Language model is the key of natural language processing
n Metagrammar , By truncating the Correlation , It provides a practical model for dealing with long sequences
There is a problem with long sequences ： Rarely or never
Zipf's law governs the distribution of words , It's not just monadic grammar , For the rest n Metagrammar also applies
Laplacian smoothing can effectively deal with phrases composed of low-frequency words with rich structure and insufficient frequency
The main ways to read long sequences are random sampling and sequential partitioning . In the iteration process , The latter can ensure that subsequences from two adjacent small batches are also adjacent to the original sequence .

5、 ... and 、 practice

Suppose there is $100, 000$ Word . How many word frequencies and adjacent multi word frequencies need to be stored in a quaternion grammar ？
I think word frequency is $10^4$ , And the adjacent multi word frequency I think is $10^5*10^5*10^5*10^5 = (10^5)^4$
How do we model a series of conversations ？
I'm not in this direction , Post some thoughts of others
https://zhuanlan.zhihu.com/p/296331236
Unary grammar 、 The exponent of Zipf's law of binary grammar and ternary grammar is different , Can you try to estimate ？
Think about other ways to read long sequence data ？
I'm daydreaming ：
- For long sequences, in addition to cutting methods , Is it possible to save all the sequence lengths directly , And then random one seed Select the sampling location , Then continuously random sampling , If the sampling has a uniform probability distribution , In theory, each word The probability of being selected is the same . In fact, such sampling is feasible to a certain extent .

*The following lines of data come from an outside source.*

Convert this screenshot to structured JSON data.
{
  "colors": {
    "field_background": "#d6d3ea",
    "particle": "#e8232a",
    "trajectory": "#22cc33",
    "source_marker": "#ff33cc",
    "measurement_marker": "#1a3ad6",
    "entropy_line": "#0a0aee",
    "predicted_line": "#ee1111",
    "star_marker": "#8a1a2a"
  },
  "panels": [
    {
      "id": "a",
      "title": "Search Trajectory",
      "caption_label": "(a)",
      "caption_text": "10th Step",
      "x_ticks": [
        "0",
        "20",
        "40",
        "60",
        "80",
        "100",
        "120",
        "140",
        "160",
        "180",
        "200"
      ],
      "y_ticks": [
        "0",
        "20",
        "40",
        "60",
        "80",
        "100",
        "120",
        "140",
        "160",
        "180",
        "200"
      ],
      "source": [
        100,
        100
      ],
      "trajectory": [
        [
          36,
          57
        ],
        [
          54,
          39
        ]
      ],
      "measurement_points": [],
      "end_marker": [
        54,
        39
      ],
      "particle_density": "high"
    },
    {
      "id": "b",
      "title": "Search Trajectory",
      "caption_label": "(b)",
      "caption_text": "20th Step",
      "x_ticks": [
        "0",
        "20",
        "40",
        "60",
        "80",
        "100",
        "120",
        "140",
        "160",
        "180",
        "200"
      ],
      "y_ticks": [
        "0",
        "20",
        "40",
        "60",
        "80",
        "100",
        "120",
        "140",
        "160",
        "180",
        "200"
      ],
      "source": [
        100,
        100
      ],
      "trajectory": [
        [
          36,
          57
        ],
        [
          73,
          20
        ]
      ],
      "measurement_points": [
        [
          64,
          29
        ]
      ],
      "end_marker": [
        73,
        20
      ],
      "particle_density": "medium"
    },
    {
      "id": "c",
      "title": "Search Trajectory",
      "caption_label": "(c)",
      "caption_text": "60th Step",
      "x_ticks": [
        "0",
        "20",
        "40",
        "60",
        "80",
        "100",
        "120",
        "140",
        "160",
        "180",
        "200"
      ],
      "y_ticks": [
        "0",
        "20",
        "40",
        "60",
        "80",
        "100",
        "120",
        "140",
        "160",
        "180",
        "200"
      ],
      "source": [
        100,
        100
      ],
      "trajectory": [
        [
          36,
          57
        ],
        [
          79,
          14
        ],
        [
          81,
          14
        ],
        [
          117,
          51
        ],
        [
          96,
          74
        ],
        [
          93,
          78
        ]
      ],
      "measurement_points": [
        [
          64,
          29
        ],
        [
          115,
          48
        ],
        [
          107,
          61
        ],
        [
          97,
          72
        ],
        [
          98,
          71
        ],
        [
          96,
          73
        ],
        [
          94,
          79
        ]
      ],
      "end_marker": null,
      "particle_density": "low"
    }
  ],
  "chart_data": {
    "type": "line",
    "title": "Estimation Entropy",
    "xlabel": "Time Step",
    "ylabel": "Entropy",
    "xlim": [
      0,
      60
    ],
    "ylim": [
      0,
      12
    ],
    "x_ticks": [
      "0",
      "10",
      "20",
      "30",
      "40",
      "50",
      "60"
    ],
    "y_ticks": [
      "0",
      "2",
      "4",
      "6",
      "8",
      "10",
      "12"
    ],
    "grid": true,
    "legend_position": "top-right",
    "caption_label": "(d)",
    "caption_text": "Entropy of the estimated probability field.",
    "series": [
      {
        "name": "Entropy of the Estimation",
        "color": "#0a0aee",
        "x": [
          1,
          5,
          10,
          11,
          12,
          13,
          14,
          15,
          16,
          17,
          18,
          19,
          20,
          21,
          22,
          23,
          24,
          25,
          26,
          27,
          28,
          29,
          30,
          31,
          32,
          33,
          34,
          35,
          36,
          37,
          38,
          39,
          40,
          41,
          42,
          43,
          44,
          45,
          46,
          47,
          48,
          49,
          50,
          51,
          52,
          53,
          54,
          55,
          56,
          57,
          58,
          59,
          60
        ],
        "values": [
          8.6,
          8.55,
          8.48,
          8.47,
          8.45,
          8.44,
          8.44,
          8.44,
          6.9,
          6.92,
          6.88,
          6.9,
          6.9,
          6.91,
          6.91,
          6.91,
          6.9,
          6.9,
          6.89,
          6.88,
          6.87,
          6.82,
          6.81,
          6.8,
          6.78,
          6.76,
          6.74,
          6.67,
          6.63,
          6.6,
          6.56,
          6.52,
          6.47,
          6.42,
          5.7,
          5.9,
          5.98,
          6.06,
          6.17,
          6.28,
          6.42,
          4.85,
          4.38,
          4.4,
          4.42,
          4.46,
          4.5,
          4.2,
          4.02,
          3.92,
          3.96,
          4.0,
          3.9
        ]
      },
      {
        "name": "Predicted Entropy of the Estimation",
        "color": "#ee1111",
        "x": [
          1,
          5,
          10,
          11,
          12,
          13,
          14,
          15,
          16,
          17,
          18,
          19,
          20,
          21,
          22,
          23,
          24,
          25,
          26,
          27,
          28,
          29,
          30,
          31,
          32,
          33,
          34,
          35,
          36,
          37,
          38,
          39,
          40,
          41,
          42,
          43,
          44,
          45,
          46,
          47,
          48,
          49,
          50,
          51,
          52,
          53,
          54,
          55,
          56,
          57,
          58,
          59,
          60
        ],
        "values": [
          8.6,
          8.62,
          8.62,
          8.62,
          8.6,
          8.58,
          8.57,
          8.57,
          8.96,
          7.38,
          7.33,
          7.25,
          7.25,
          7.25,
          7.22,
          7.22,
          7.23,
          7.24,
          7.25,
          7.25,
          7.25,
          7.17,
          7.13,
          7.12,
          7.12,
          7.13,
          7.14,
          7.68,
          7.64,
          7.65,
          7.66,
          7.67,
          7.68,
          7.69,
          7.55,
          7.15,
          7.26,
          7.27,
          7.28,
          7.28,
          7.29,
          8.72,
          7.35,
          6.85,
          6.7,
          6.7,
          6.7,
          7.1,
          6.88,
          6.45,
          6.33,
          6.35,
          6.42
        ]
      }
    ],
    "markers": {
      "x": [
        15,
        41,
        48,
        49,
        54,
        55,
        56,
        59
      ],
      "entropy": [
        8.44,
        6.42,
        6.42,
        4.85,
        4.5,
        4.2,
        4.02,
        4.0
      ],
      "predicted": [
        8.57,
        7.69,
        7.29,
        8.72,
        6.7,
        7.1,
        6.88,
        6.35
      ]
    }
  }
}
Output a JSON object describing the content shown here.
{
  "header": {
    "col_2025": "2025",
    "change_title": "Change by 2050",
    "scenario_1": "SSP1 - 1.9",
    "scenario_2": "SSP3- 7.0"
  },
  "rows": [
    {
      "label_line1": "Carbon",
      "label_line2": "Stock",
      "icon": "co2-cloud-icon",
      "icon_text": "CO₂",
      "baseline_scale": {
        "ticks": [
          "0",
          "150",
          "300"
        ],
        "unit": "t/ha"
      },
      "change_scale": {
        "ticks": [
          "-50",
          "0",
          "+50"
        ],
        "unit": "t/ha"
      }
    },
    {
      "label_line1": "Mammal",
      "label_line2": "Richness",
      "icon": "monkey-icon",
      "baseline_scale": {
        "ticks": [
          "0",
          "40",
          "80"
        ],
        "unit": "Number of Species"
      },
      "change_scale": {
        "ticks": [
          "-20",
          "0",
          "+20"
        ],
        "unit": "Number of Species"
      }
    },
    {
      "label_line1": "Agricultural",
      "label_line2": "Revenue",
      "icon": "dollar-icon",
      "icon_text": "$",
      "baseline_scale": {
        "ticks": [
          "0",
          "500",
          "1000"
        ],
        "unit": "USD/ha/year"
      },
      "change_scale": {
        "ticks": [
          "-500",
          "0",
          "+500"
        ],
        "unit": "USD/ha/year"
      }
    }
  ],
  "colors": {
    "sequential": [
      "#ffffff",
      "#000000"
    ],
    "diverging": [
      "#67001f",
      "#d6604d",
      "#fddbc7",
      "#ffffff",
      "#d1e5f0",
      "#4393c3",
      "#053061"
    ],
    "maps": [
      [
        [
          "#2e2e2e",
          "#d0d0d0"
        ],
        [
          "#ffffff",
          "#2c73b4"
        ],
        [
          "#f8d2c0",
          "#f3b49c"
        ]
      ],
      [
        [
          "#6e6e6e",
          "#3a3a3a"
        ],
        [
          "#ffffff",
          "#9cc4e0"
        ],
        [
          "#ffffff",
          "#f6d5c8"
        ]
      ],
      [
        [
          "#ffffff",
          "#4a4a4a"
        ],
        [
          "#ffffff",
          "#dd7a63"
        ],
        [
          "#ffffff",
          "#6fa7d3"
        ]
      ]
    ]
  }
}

- Except for forward cutting , Reverse can also cut
Consider the random offset we use to read long sequences .
1. Why random offsets are a good idea ？
  While reducing the frequency of continuous words, it ensures the possibility of using each word
2. Will it really achieve perfect uniform distribution on the sequence of documents ？
  Can't , Because of the influence of random numbers
3. What can you do to make the distribution more uniform ？
  Reverse and re offset the sampling ？
If we want a sequence sample to be a complete sentence , So what problems will this bring in small batch sampling ？ How to solve ？